Nunca faltan los próximos campeones de la carrera Nascar 2013 (aunque la competencia será en noviembre en Homestead, ellos entrenan en Hialeah). Te sugieren discretamente que son mejores conductores que tú y gritan a toda voz: ¡Acelera cangrejo, con el carro viejo ese! Ah, porque ésa es otra cosa, tener un carro de uso “en la ciudad que progresa” es mal visto.

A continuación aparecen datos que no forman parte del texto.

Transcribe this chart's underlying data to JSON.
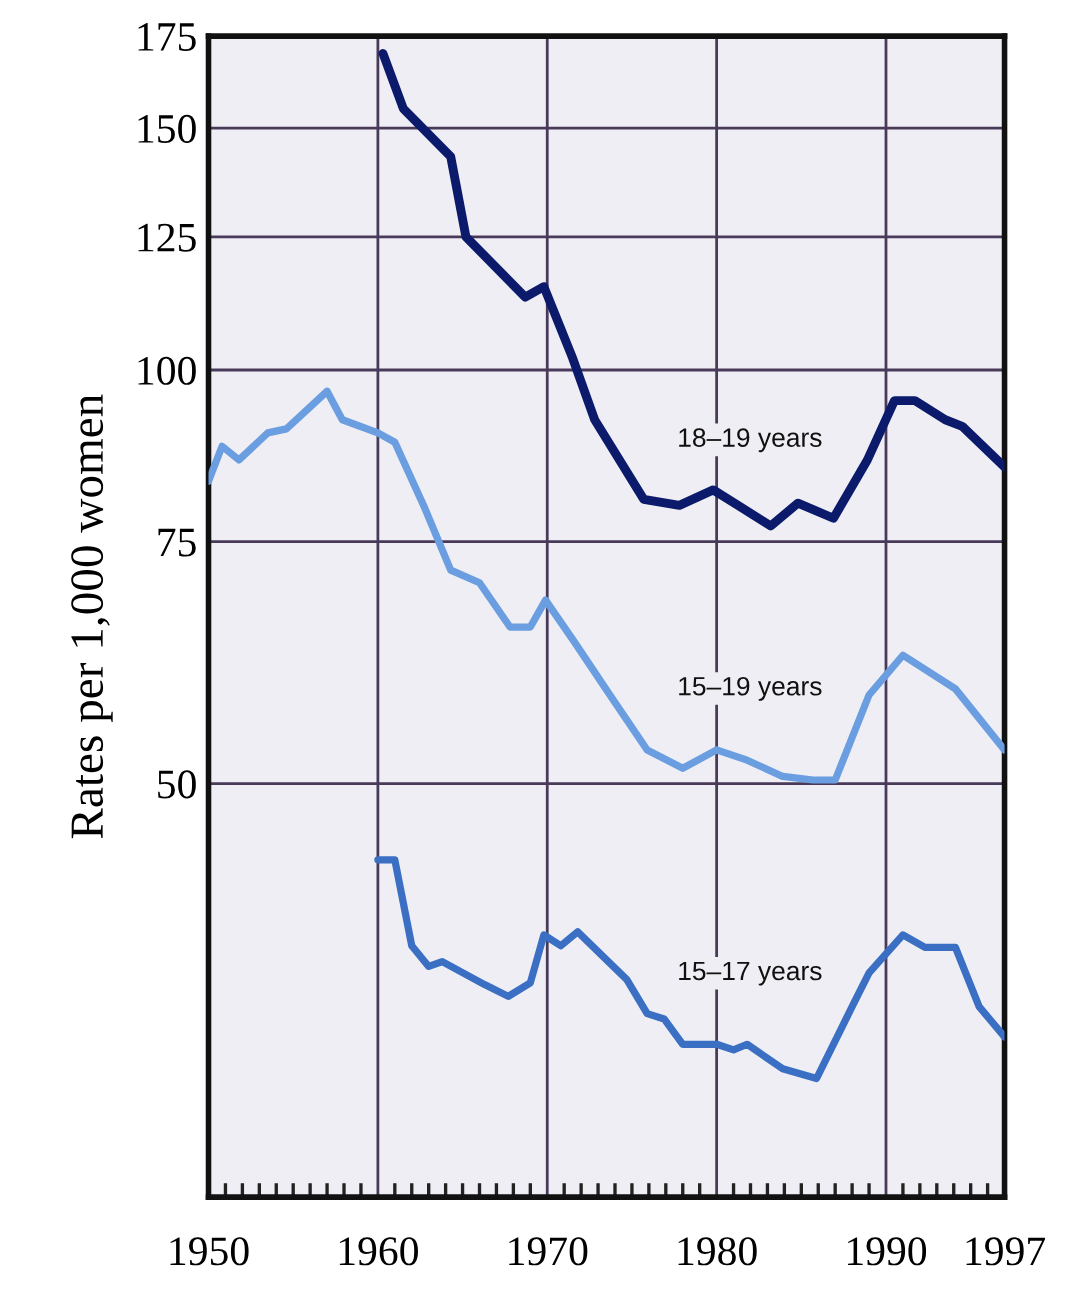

Los concesionarios de autos más prósperos de Miami han sobrevivido a toda crisis económica gracias a las irresistibles aspiraciones de los cubanos de Hialeah. No obstante, yo me niego aceptar que sea tan espantoso vivir en este rincón, aunque llegue a cualquier supermercado y ni una sola cajera sea capaz de mirarme a los ojos de manera afectuosa y pronunciar un simple: “Hola”, porque ya pretender que te digan un: “Que tengas un buen día” sería mucho pedir.

Vivir en Hialeah ha sido interesante a pesar de todo pues no tengo necesidad de usar despertador —sábado y domingos incluidos— porque mis vecinos me dan el de pie siempre con sus gratas conversaciones. Ellos son de los que creen demasiado en eso de: “Si madrugas, Dios te ayuda”. Mi edificio es apasionante. Existe una especie de CDR cubano de exportación, todo el mundo se sabe la vida del otro y si no, te la averiguan.

Ha sido muy conveniente vivir en Hialeah para poder hablar mi adorado español y que nadie me diga: “You have to… speak in English”. Eso sí, si usted sueña con la calma y la tranquilidad, honestamente no le recomiendo este lugar.

Pero si por el contrario prefiere vivir constantemente como si no se bajaran nunca de una montaña rusa, entonces Hialeah será el sitio de este planeta que más disfrutará, el más sabroso, el más acelerado. Sólo asegúrese que esté lleno de todo el estoicismo posible para sobrevivir a la aventura.